REPRESENTATIVE GATTO expressed interest in receiving statistics
illustrating the link between DUI offenders, and - in terms of
their alcohol consumption - sex offenders and domestic violence
(DV) perpetrators.
COMMISSIONER MASTERS agreed to attempt to compile such
information, but cautioned that it might not be possible given
the current capability of the DPS's database system.
REPRESENTATIVE GRUENBERG asked how [Section 1] would work in
areas of the state where ignition interlock devices are not
available.
COMMISSIONER MASTERS said the DPS is already investigating that
issue, and indicated that Lieutenant Dial could address it
further. In response to other questions, he said that according
to his experience, very, very few people who are stopped for a
possible DUI actually refuse to submit to a chemical test; and
indicated that there are several ways for law enforcement to
determine a person's sobriety or lack thereof when he/she is
stopped for a possible DUI.
REPRESENTATIVE HOLMES expressed interest in receiving statistics
illustrating the percentage of first-time DUI offenders who
never reoffend again, the percentage of second-time DUI
offenders who never then reoffend again, and the percentage of
DUI offenders who simply continue to reoffend.

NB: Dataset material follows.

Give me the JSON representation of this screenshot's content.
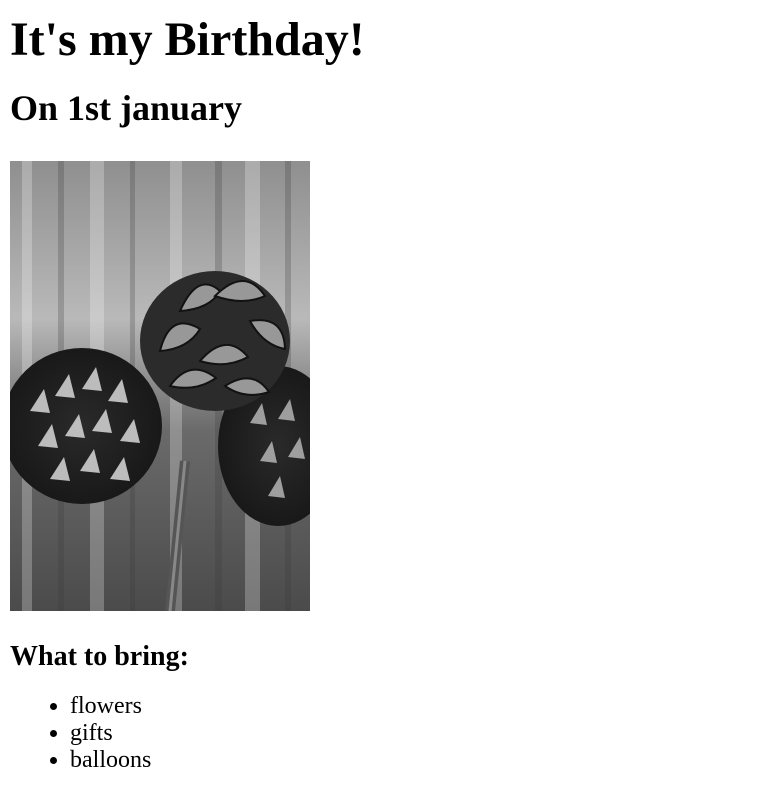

COMMISSIONER MASTERS indicated that he would attempt to provide
such statistics, as well as any other information requested by
the committee.
1:43:01 PM
RODNEY DIAL, Lieutenant, Deputy Commander, A Detachment,
Division of Alaska State Troopers, Department of Public Safety
(DPS), expressed concern with Section 1's proposed AS
12.30.022(2) in that vehicle impound policies vary across the
state, and so this provision would have different effects in
different parts of the state; in that the wait time for the
installation of ignition interlock devices also varies across
the state, and so this provision could result in some vehicles
being left in impound accruing more daily impound fees, perhaps
accruing to an amount greater than the value of the vehicle; and
in that because a vehicle can't be released until it has an
ignition interlock device installed, that installation could
cost more because it might have to occur in the impound lot. In
response to an earlier question, he mentioned that his research
indicates that ignition interlock devices can be installed in
all parts of Alaska, though the wait times, installation costs,
and difficulties with installation will vary depending on the
location.
REPRESENTATIVE GATTO questioned whether a first-time DUI
offender's vehicle could simply be taken to his/her own property
instead of to an impound lot.
VICE CHAIR DAHLSTROM pointed out that if one of her family
members were to be struck by a DUI offender, she would have
great concern if the DUI offender still had easy access to
his/her vehicle.
REPRESENTATIVE LYNN, in response to comments, asked whether
[Section 1] could be altered such that DUI offenders living in
smaller communities could be treated differently than those
living in larger communities.
REPRESENTATIVE GRUENBERG predicted that an equal protection
issue would then have to be addressed.
COMMISSIONER MASTERS surmised that someone other than himself
could better address that point.
REPRESENTATIVE GATTO offered his understanding that under
current law, people in remote locations are already exempted
from having to install an ignition interlock device.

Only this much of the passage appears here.